Music and Cocktails: (Don’t Fear) the Reaper

Music and Cocktails: (Don’t Fear) the Reaper

I usually don’t name my cocktail after the song itself, but today is Halloween after all, and this is one of the greatest song titles ever, so I decided to make an exception. “(Don’t Fear) the Reaper” was released by Blue Oyster Cult in 1976 as part of their Agents of Fortune album. It charted as high as number 12 here in the U.S. and Rolling Stone Magazine actually went on to name it Song of the Year. Prior to that, Blue Oyster Cult was exactly what their name suggested: a cult rock band whose songs gravitated towards the macabre (“Harvester of Eyes”) and the strange (“She’s as Beautiful as a Foot”). That second one is weirdly romantic depending on whose foot “she” is being compared to, but I’m still guessing that it’s not high up on the list of possible first dance songs on the website The Knot. In any event, “(Don’t Fear) the Reaper” is unforgettably spooky with its eerie guitar riff, driving drums, and that haunting interlude in the middle that I was afraid to listen to alone in my room. Add to that the fact that the lyrics seemed to be about some kind of strange suicide pact with Romeo and Juliet as brand ambassadors, and you have the perfect Halloween anthem. There’s a link at the bottom of the post so that you can listen and follow along with the lyrics.

As it turns out, guitarist Donald Roeser was appalled that most people thought “(Don’t Fear) the Reaper” was related in any way to suicide. Roeser had just received some unsettling health news and was pondering his own mortality when he began writing the song. He is quoted as saying, “I wrote the guitar riff, the first two lines of lyric sprung into my head, then the rest of it came as I formed a story about a love affair that transcends death. I was thinking about my wife, and that maybe we’d get together after I was gone.” He saw the word “Valentine” as a metaphor for eternal love, and Romeo and Juliet as “an example of a couple who had faith to take their love elsewhere when they weren’t permitted the freedom to love here and now… It’s basically a love song where the love transcends the actual physical existence of the partners.” His lyric “40,000 men and women everyday” was meant to refer to the number of people that die on a daily basis. It was a total guess on his part and off the mark by a considerable amount, which added more fuel to the suicide theory. The actual number is 151,600 worldwide, a statistic that I found to be staggering.

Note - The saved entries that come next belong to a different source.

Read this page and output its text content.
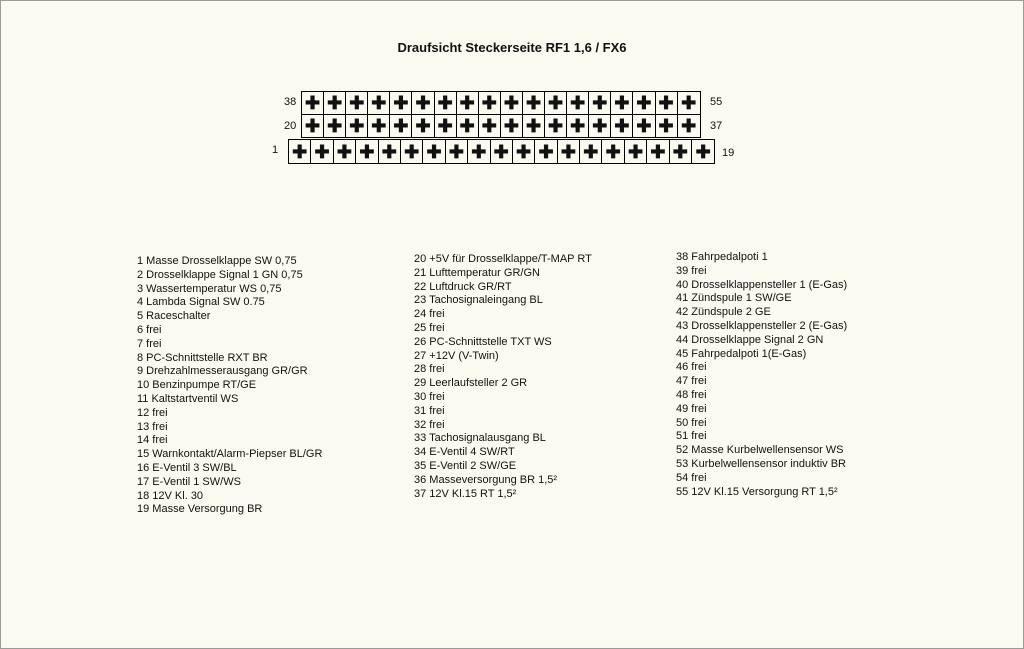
Draufsicht Steckerseite RF1 1,6 / FX6
38	55
20	37
1	19
✚ ✚ ✚ ✚ ✚ ✚ ✚ ✚ ✚ ✚ ✚ ✚ ✚ ✚ ✚ ✚ ✚ ✚
✚ ✚ ✚ ✚ ✚ ✚ ✚ ✚ ✚ ✚ ✚ ✚ ✚ ✚ ✚ ✚ ✚ ✚
✚ ✚ ✚ ✚ ✚ ✚ ✚ ✚ ✚ ✚ ✚ ✚ ✚ ✚ ✚ ✚ ✚ ✚ ✚
1 Masse Drosselklappe SW 0,75
2 Drosselklappe Signal 1 GN 0,75
3 Wassertemperatur WS 0,75
4 Lambda Signal SW 0.75
5 Raceschalter
6 frei
7 frei
8 PC-Schnittstelle RXT BR
9 Drehzahlmesserausgang GR/GR
10 Benzinpumpe RT/GE
11 Kaltstartventil WS
12 frei
13 frei
14 frei
15 Warnkontakt/Alarm-Piepser BL/GR
16 E-Ventil 3 SW/BL
17 E-Ventil 1 SW/WS
18 12V Kl. 30
19 Masse Versorgung BR
20 +5V für Drosselklappe/T-MAP RT
21 Lufttemperatur GR/GN
22 Luftdruck GR/RT
23 Tachosignaleingang BL
24 frei
25 frei
26 PC-Schnittstelle TXT WS
27 +12V (V-Twin)
28 frei
29 Leerlaufsteller 2 GR
30 frei
31 frei
32 frei
33 Tachosignalausgang BL
34 E-Ventil 4 SW/RT
35 E-Ventil 2 SW/GE
36 Masseversorgung BR 1,5²
37 12V Kl.15 RT 1,5²
38 Fahrpedalpoti 1
39 frei
40 Drosselklappensteller 1 (E-Gas)
41 Zündspule 1 SW/GE
42 Zündspule 2 GE
43 Drosselklappensteller 2 (E-Gas)
44 Drosselklappe Signal 2 GN
45 Fahrpedalpoti 1(E-Gas)
46 frei
47 frei
48 frei
49 frei
50 frei
51 frei
52 Masse Kurbelwellensensor WS
53 Kurbelwellensensor induktiv BR
54 frei
55 12V Kl.15 Versorgung RT 1,5²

Since it is Halloween, why not spend just a few minutes talking about the Grim Reaper himself? He is neither a ghost nor some sort of deity, but rather something called a psychopomp, which is a creature or angel whose purpose is to guide souls to the place of the dead. (Ah psychopomp, I may have to add that to my list of favorite words!) He is portrayed as a terrifying figure with a hooded, skeletal face, wearing a long black robe and carrying a scythe for the purpose of reaping souls. He does not walk, but glides among us instead, never actually using his scythe, but needing only a gentle touch to do his work. He arrives in a rickety horse-drawn coach that makes terrible noise because it is filled with the stones he leaves behind when he claims his victims. Although we fear him, he is often depicted embracing a young girl who represents life, so as to remind us that he is part of the natural order of things, that life and death are always intertwined, and that we have only a short time on this earth to do our very best. Death is also the 13th card in the Tarot deck, but is often read as positive when seen in a spread because it indicates a symbolic end rather than a literal one. Whenever there is an ending, it is always followed by the possibility of a new beginning.

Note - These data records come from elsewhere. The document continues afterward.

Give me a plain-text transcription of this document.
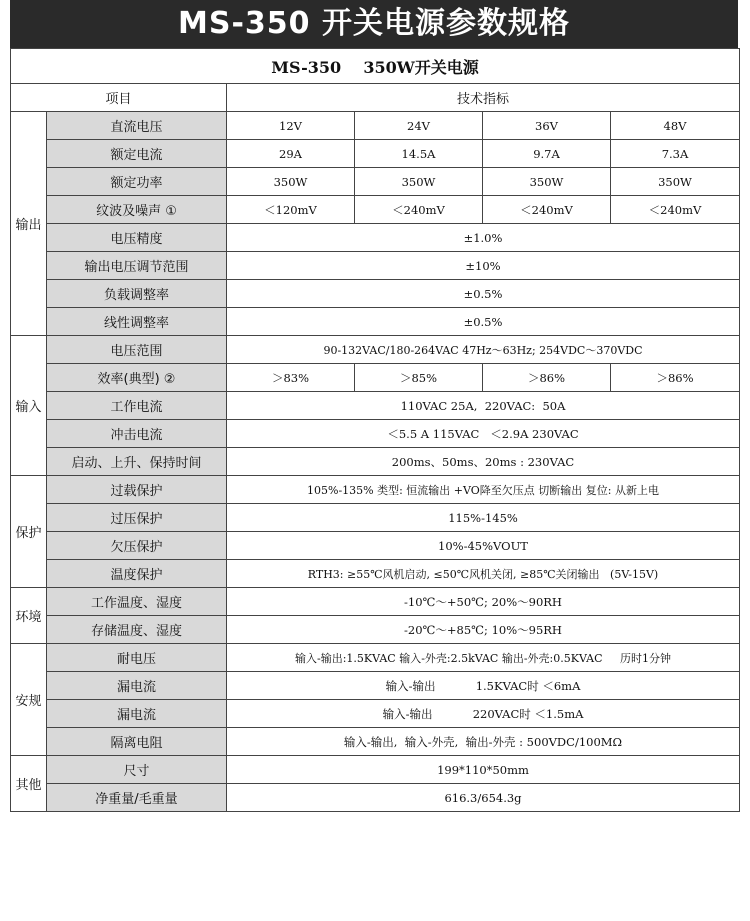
MS-350 开关电源参数规格
MS-350    350W开关电源					
项目		技术指标			
输出	直流电压	12V	24V	36V	48V
	额定电流	29A	14.5A	9.7A	7.3A
	额定功率	350W	350W	350W	350W
	纹波及噪声 ①	＜120mV	＜240mV	＜240mV	＜240mV
	电压精度	±1.0%			
	输出电压调节范围	±10%			
	负载调整率	±0.5%			
	线性调整率	±0.5%			
输入	电压范围	90-132VAC/180-264VAC 47Hz～63Hz; 254VDC～370VDC			
	效率(典型) ②	＞83%	＞85%	＞86%	＞86%
	工作电流	110VAC 25A,  220VAC:  50A			
	冲击电流	＜5.5 A 115VAC   ＜2.9A 230VAC			
	启动、上升、保持时间	200ms、50ms、20ms : 230VAC			
保护	过载保护	105%-135% 类型: 恒流输出 +VO降至欠压点 切断输出 复位: 从新上电			
	过压保护	115%-145%			
	欠压保护	10%-45%VOUT			
	温度保护	RTH3: ≥55℃风机启动, ≤50℃风机关闭, ≥85℃关闭输出   (5V-15V)			
环境	工作温度、湿度	-10℃～+50℃; 20%～90RH			
	存储温度、湿度	-20℃～+85℃; 10%～95RH			
安规	耐电压	输入-输出:1.5KVAC 输入-外壳:2.5kVAC 输出-外壳:0.5KVAC     历时1分钟			
	漏电流	输入-输出           1.5KVAC时 ＜6mA			
	漏电流	输入-输出           220VAC时 ＜1.5mA			
	隔离电阻	输入-输出,  输入-外壳,  输出-外壳 : 500VDC/100MΩ			
其他	尺寸	199*110*50mm			
	净重量/毛重量	616.3/654.3g			
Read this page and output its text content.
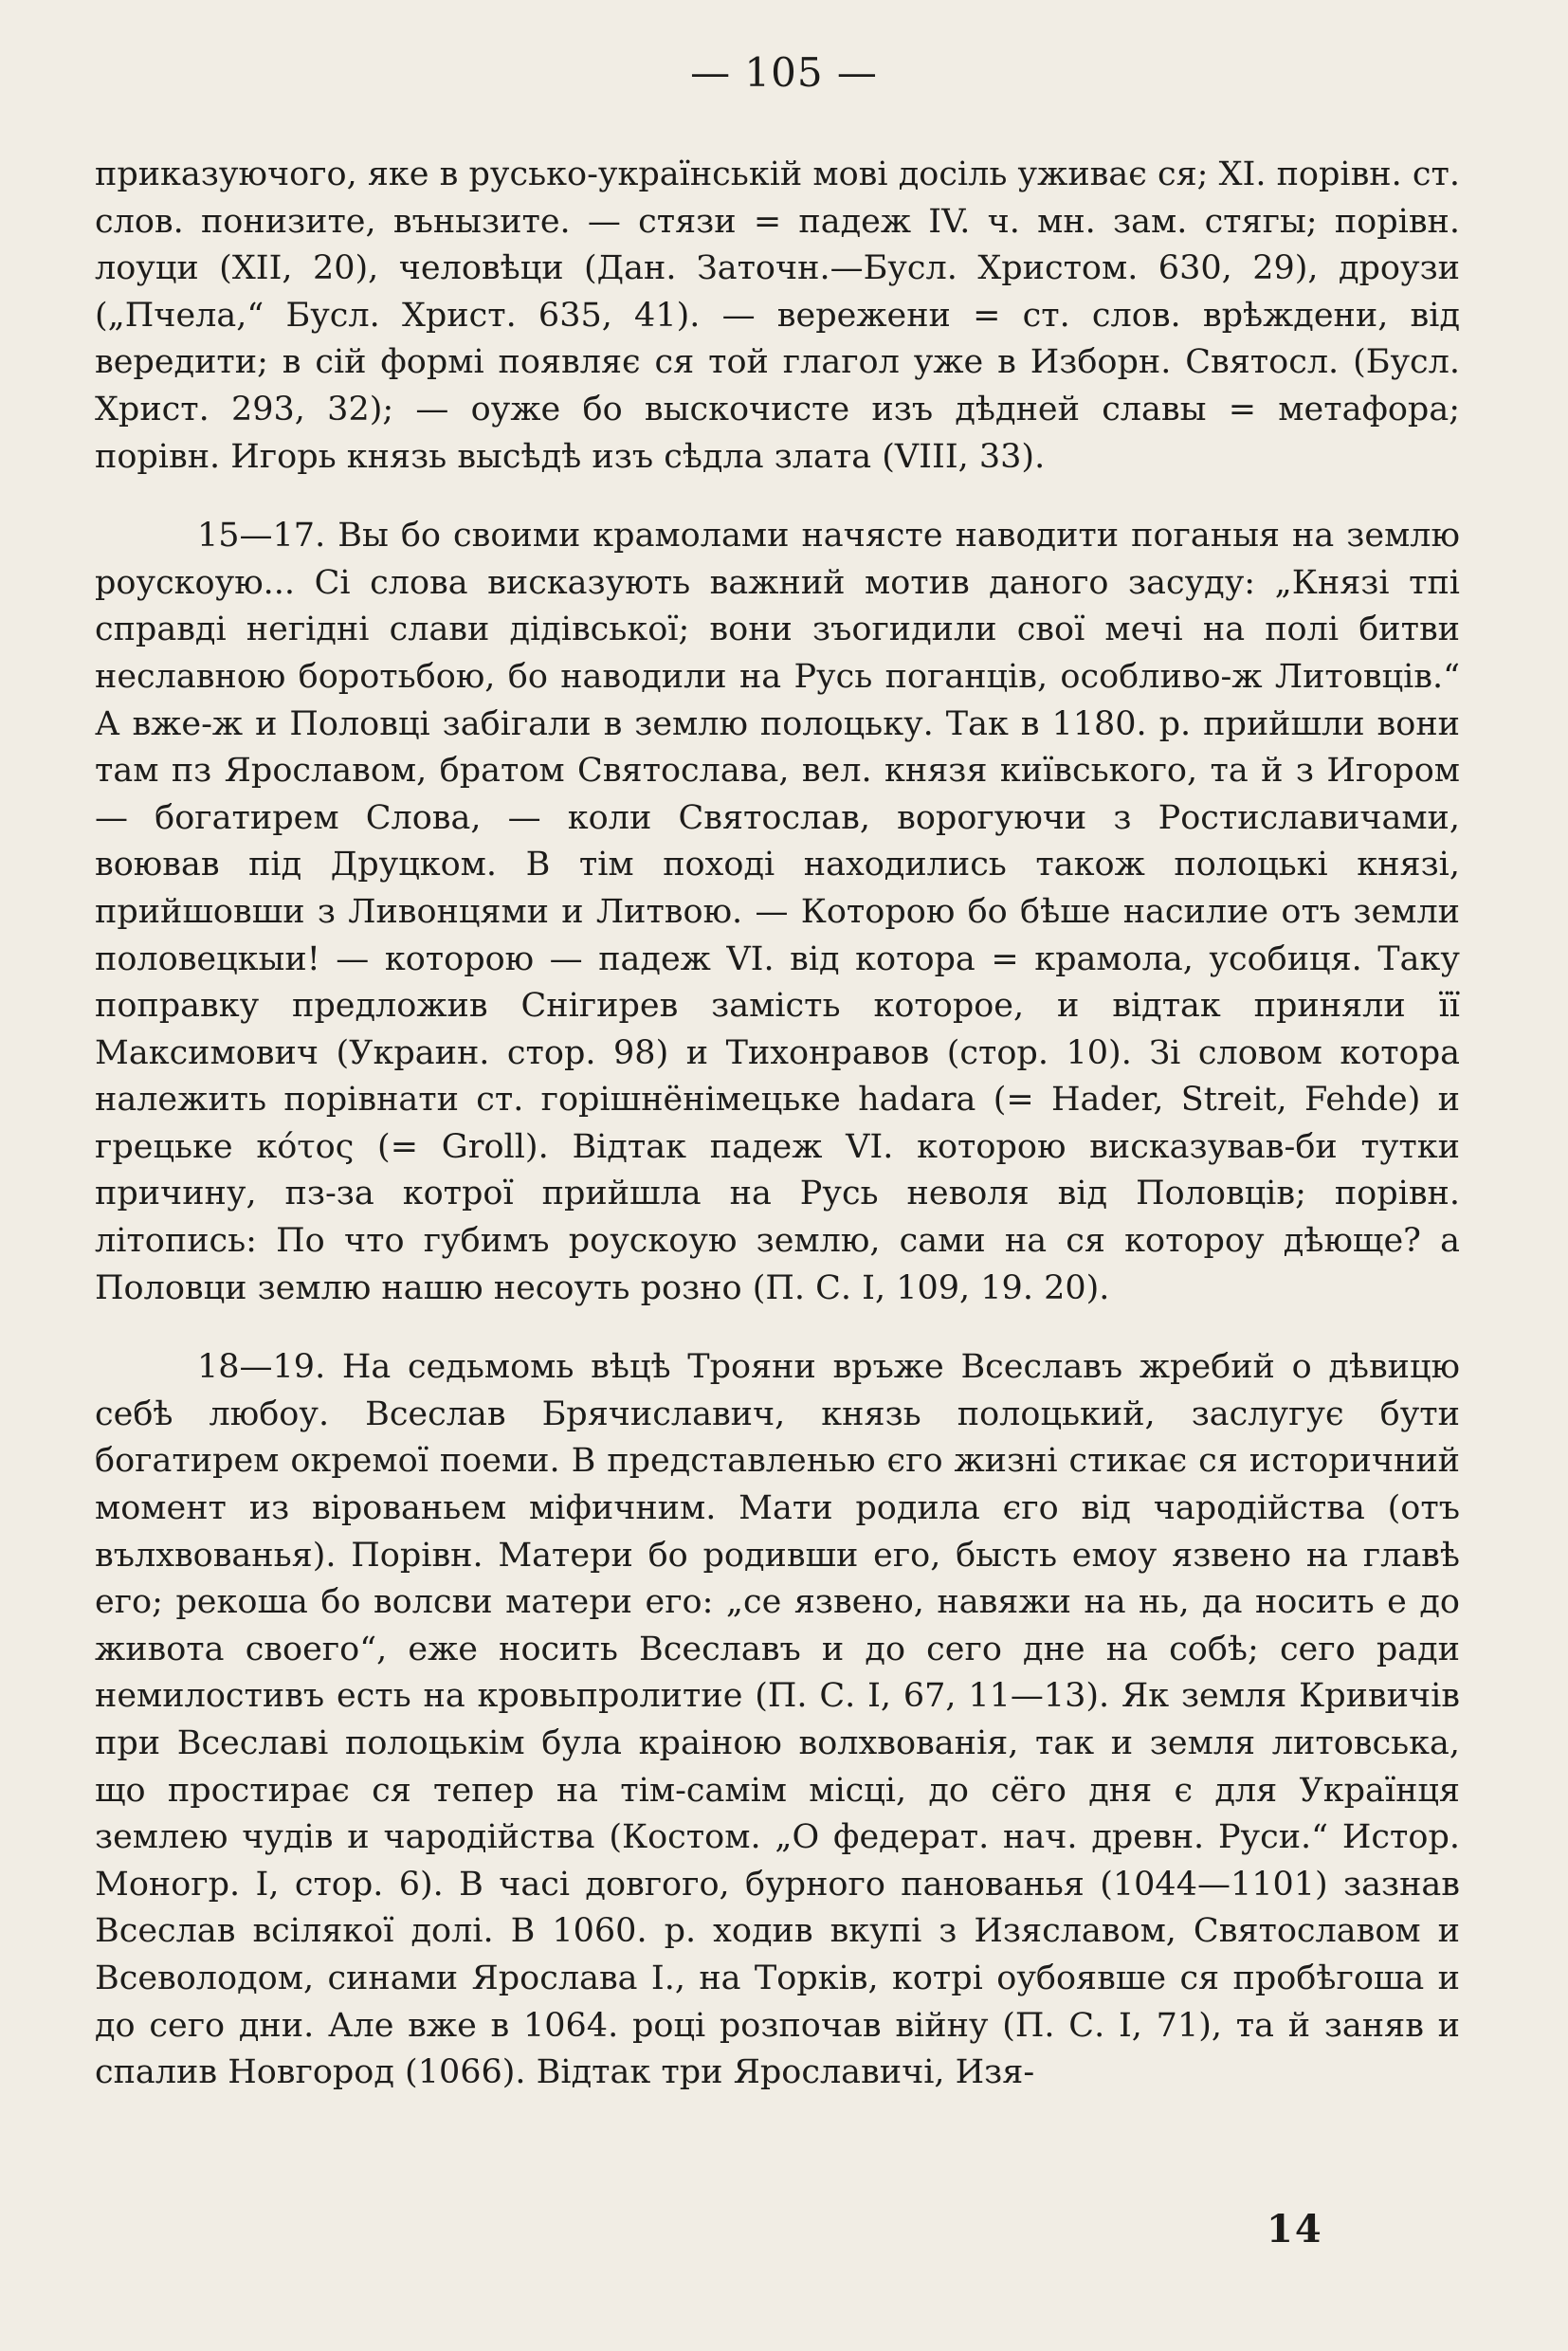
— 105 —

приказуючого, яке в русько-українській мові досіль уживає ся; XI. порівн. ст. слов. понизите, вънызите. — стязи = падеж IV. ч. мн. зам. стягы; порівн. лоуци (XII, 20), человѣци (Дан. Заточн.—Бусл. Христом. 630, 29), дроузи („Пчела,“ Бусл. Христ. 635, 41). — вережени = ст. слов. врѣждени, від вередити; в сій формі появляє ся той глагол уже в Изборн. Святосл. (Бусл. Христ. 293, 32); — оуже бо выскочисте изъ дѣдней славы = метафора; порівн. Игорь князь высѣдѣ изъ сѣдла злата (VIII, 33).

15—17. Вы бо своими крамолами начясте наводити поганыя на землю роускоую... Сі слова висказують важний мотив даного засуду: „Князі тпі справді негідні слави дідівської; вони зъогидили свої мечі на полі битви неславною боротьбою, бо наводили на Русь поганців, особливо-ж Литовців.“ А вже-ж и Половці забігали в землю полоцьку. Так в 1180. р. прийшли вони там пз Ярославом, братом Святослава, вел. князя київського, та й з Игором — богатирем Слова, — коли Святослав, ворогуючи з Ростиславичами, воював під Друцком. В тім поході находились також полоцькі князі, прийшовши з Ливонцями и Литвою. — Которою бо бѣше насилие отъ земли половецкыи! — которою — падеж VI. від котора = крамола, усобиця. Таку поправку предложив Снігирев замість которое, и відтак приняли її Максимович (Украин. стор. 98) и Тихонравов (стор. 10). Зі словом котора належить порівнати ст. горішнёнімецьке hadara (= Hader, Streit, Fehde) и грецьке κότος (= Groll). Відтак падеж VI. которою висказував-би тутки причину, пз-за котрої прийшла на Русь неволя від Половців; порівн. літопись: По что губимъ роускоую землю, сами на ся котороу дѣюще? а Половци землю нашю несоуть розно (П. С. I, 109, 19. 20).

18—19. На седьмомь вѣцѣ Трояни връже Всеславъ жребий о дѣвицю себѣ любоу. Всеслав Брячиславич, князь полоцький, заслугує бути богатирем окремої поеми. В представленью єго жизні стикає ся историчний момент из вірованьем міфичним. Мати родила єго від чародійства (отъ вълхвованья). Порівн. Матери бо родивши его, бысть емоу язвено на главѣ его; рекоша бо волсви матери его: „се язвено, навяжи на нь, да носить е до живота своего“, еже носить Всеславъ и до сего дне на собѣ; сего ради немилостивъ есть на кровьпролитие (П. С. I, 67, 11—13). Як земля Кривичів при Всеславі полоцькім була краіною волхвованія, так и земля литовська, що простирає ся тепер на тім-самім місці, до сёго дня є для Українця землею чудів и чародійства (Костом. „О федерат. нач. древн. Руси.“ Истор. Моногр. I, стор. 6). В часі довгого, бурного панованья (1044—1101) зазнав Всеслав всілякої долі. В 1060. р. ходив вкупі з Изяславом, Святославом и Всеволодом, синами Ярослава I., на Торків, котрі оубоявше ся пробѣгоша и до сего дни. Але вже в 1064. році розпочав війну (П. С. I, 71), та й заняв и спалив Новгород (1066). Відтак три Ярославичі, Изя-

14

For today’s cocktail, I was thinking along the same lines as this past Monday’s drink. I wanted something that had a bare minimum of ingredients, yet also had presence and understated power. I decided to go with a riff on a martini with Prairie organic vodka as its base, Dolin Blanc to give it just a bit of sweetness, and Etrog liqueur from Sukkah Hill Spirits to add citrus and a hint of anise. That led me to a dash of Absinthe, which is always just a bit spooky to me, and so incredibly powerful. The end result tasted like a black licorice martini that had to be sipped slowly, giving us plenty of time to listen to Blue Oyster Cult and ponder transcendental love, life,  and death on this Halloween day. Cheers everyone. Happy Wednesday and Happy Trick-or-Treating!

(Don’t Fear) the Reaper

1½ oz Prairie organic vodka
¾ oz Dolin Blanc
¾ oz Sukkah Hill Spirits Etrog liqueur
1 dash of Pernod Absinthe

Add all the ingredients to a mixing glass with ice and stir until very, very cold. Strain into a chilled martini glass and garnish with a skewered piece of black licorice. Enjoy!